REGINA — Aboriginal leaders say they’re encouraged by the response after turning to Canada’s premiers for help dealing with the swine flu outbreak.
Leaders from the Assembly of First Nations, the Native Women’s Association of Canada and other groups talked about pandemic plans at a meeting with the premiers Wednesday in Regina.
“The H1N1, the pandemic that exists now is expected, particularly this fall, to surge and we’ve got to make sure that surge planning is in place,” said Shawn Atleo, the newly elected head of the Assembly of First Nations.
“We heard an expression from the premiers that there’s a shared notion that this must be done. We also share with the concern about the isolated northern communities, that we make sure that the necessary resources are there in advance, not just centralized in the urban settings.”
“We’ve got to make sure that communities have the resources to be full partners in planning.”
Atleo said the premiers recognize the need to ensure medical supplies and strategies to fight swine flu are available in remote areas.
Swine flu has hit some aboriginal communities particularly hard and leaders have pointed out that poor living conditions make people who live in them more vulnerable to the disease.
Saskatchewan Premier Brad Wall, who hosted the meeting at the provincial legislature, said afterward that the premiers are “sensitive to the fact” that there are certain populations that seem more vulnerable than others when it comes to H1N1. Wall said every government is doing what it can.
“Almost every premier spoke up at this meeting and said, ’Here’s what we’re doing.’ It’s sort of uncharted waters for all of us,” said Wall.

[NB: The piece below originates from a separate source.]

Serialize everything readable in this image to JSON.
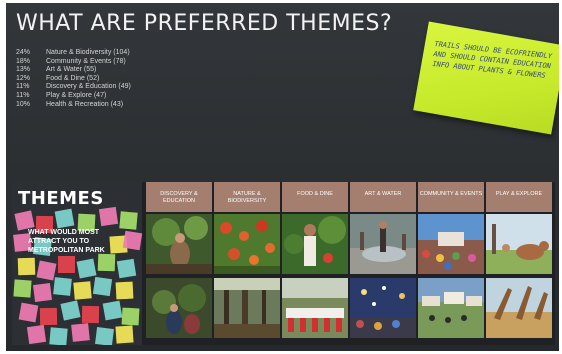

“There is at least some agreement that the provinces have identified this as an issue and have a plan and are working with our respective First Nations and aboriginal peoples.”
Wall also said the premiers aren’t done discussing H1N1, adding that the issue will be added to the agenda when they meet Thursday.
Mary Simon, president of the national Inuit group, said health authorities across the country are working on battling the flu, though she didn’t know of a specific national plan to help aboriginals deal with the swine flu outbreak.
“I’m not aware of a specific plan for the Arctic or for Inuit at this point,” said Simon, who admits the issue is a big concern. “I’m not suggesting that there is no federal plan. I think the problem that we have in our community is that there is no public education going on or very little of it.”
In Manitoba for example, roughly two-thirds of the H1N1 cases that required hospital intensive care involved aboriginals. The situation will challenge officials going into the fall, Manitoba Premier Gary Doer said at Wednesday’s meeting.
Doer said the gathering was the first chance the premiers have had to discuss the outbreak since it started in the spring.
“We have to prepare, I believe, as Canadian leaders … as if there is an H1N1 truck coming around the corner with serious implications for the health of many Canadians,” said Doer.
“I do believe having gone through the SARS issue that we’re way better equipped dealing with command and control and co-operation between the federal and provincial governments than we were with SARS, but I think we also have to prepare for an H1N1 truck coming around the corner with its huge pressures.”
The Native Women’s Association had a suggestion for the premiers.
Association president Beverley Jacobs said Wednesday that aboriginal women can play a key role in preparedness planning because they are the caregivers in families and communities.
“There has been very little discussion about how aboriginal women are directly impacted by the disease, also the role that they do play in preventing the spread of infection,” she said.
The meeting came as another death was reported in British Columbia from the H1N1 flu virus, pushing the total number of swine-flu deaths in Canada to 62.